Revise for Substantive Prose

Critics may fault writers or speakers for lacking substance. Critics (e.g., clients, bosses, teachers, peers) say a text lacks substance when they perceive it to be underdeveloped, superficial, boring, illogical, disorganized.


See Also:
Substantive Prose
Substantive Prose concerns what a rhetor communicates as opposed to how a rhetor communicates. Substance is essence. Core matter. If your document lacks substance, it is frivolous, a waste the of reader’s time.

If someone tells you your ideas, texts, or presentations lack substance, you are wise to seriously assess and prioritize the critique(s) with an open mind. Being critiqued for having poor substance is a global critique. In some ways this is a vague, overgeneralized critique. So, if you are told this the first response might be to ask for concrete, specific language about where and how your prose confused the audience.

Sometimes, in real life, however, readers lack a vocabulary for critique or a distaste for confrontation. If your readers tell you they found your work to be a bit boring, if a client didn’t respond to you in a business situation or if a teacher gave you a low grade for content, you may feel a defensive impulse to ignore that feedback. So, the first step in revision for a critique of poor substance is to be open to your critics’ ideas and reading experience.

Metacognition

You may also find it useful to review how you composed the document. Here, some declarative knowledge about composing processes can be helpful. Honestly engage in self-regulation. Ask yourself whether you engaged in professional behaviors.

Rhetorical Analysis

Next, go back to basics: consider whether or not you have effectively responded to your rhetorical situation. You can guide this rhetorical analysis by first assessing whether or not you overemphasized appeals to pathos and ethos over logos.

See Also:
Rhetorical Appeals
Rhetorical Devices
Rhetorical Options
Rhetorical Modes
Rhetorical Situation
Audience
Medium, Mass Media, Social Media
Occasion, Exigency & Kairos

Evidence

When a writer makes a point or claim, his or her position should be supported by evidence from one or more reliable sources. Evidence from reliable sources can make an argument more convincing and build the credibility of the writer. In contrast, unsupported points or points supported by unreliable sources can compromise the integrity of the paper and the writer.

For each main point you have, you should include relevant details or examples to support your ideas. The trick is balance: it’s possible to add too much information just as it’s possible to add too little. To determine the right amount, reflect on your rhetorical situation and the audience, and genre.

Look at the following paragraph:

Niagara Falls is one of the most beautiful sights in North America. It is on the Niagara River about halfway between Lake Ontario and Lake Erie. Niagara Falls is on the American and Canadian border. The American Falls is 167 feet high. On the Canadian side, the Horseshoe Falls is 161 feet high.

The main idea is: “Niagara Falls in one of the most beautiful sights in North America.”

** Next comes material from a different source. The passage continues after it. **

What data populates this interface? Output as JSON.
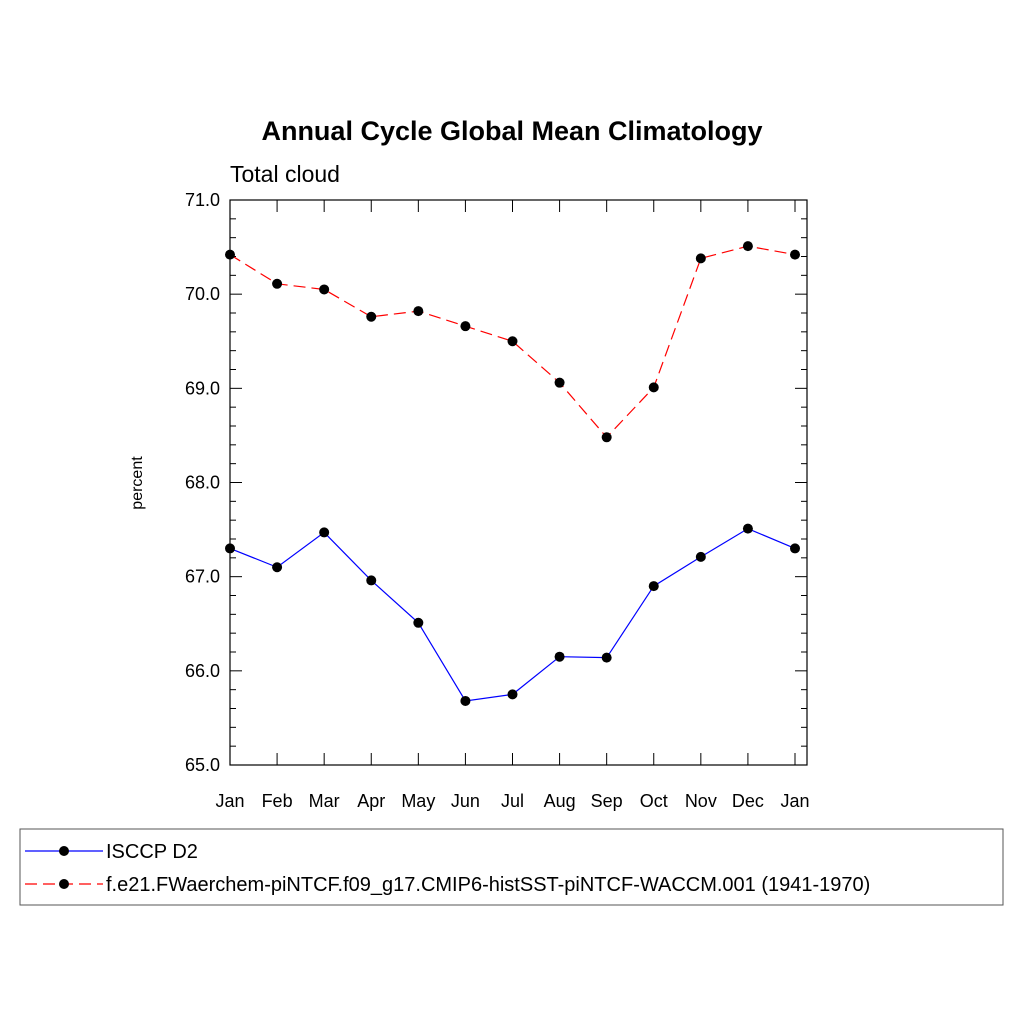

The supporting details are:

  • “It is on the Niagara River about halfway between Lake Ontario and Lake Erie.”
  • “Niagara Falls is on the American and Canadian border.”
  • “The American Falls is 167 feet high.”
  • “On the Canadian side, the Horseshoe Falls is 161 feet high.”

In a more developed academic essay, the supporting details of an essay will have quoted material from an outside source to support the essay’s main idea/thesis statement.

See Also:
Information Literacy

Reasoning

It’s possible to provide evidence for your claims and yet be dismissed by your readers. It’s possible that your thesis/research question and topic challenge the world view of your readers. In such rhetorical situations, the critique that your writing lacks substance may be inauthentic, a white lie.

However, it’s also possible that your topic is complicated. Your thesis can be nuanced and sophisticated. In such instances, your audience may have difficulties understanding how the evidence relates to your thesis.

See Also:
Global Perspective, Rhetorical Perspective, Thesis Perspective
Local Perspective, Syntactical Perspective, Sentence-Level Perspective
Logical Reasoning & Organizational Schema

Style

As noted at Substantive Prose, a text may have major stylistic problems and yet be considered substantive if the audience finds the content to be insightful–and perhaps even original. However, because stylistic problems can undermine reading comprehension, you are wise to review your document for stylistic infelicities.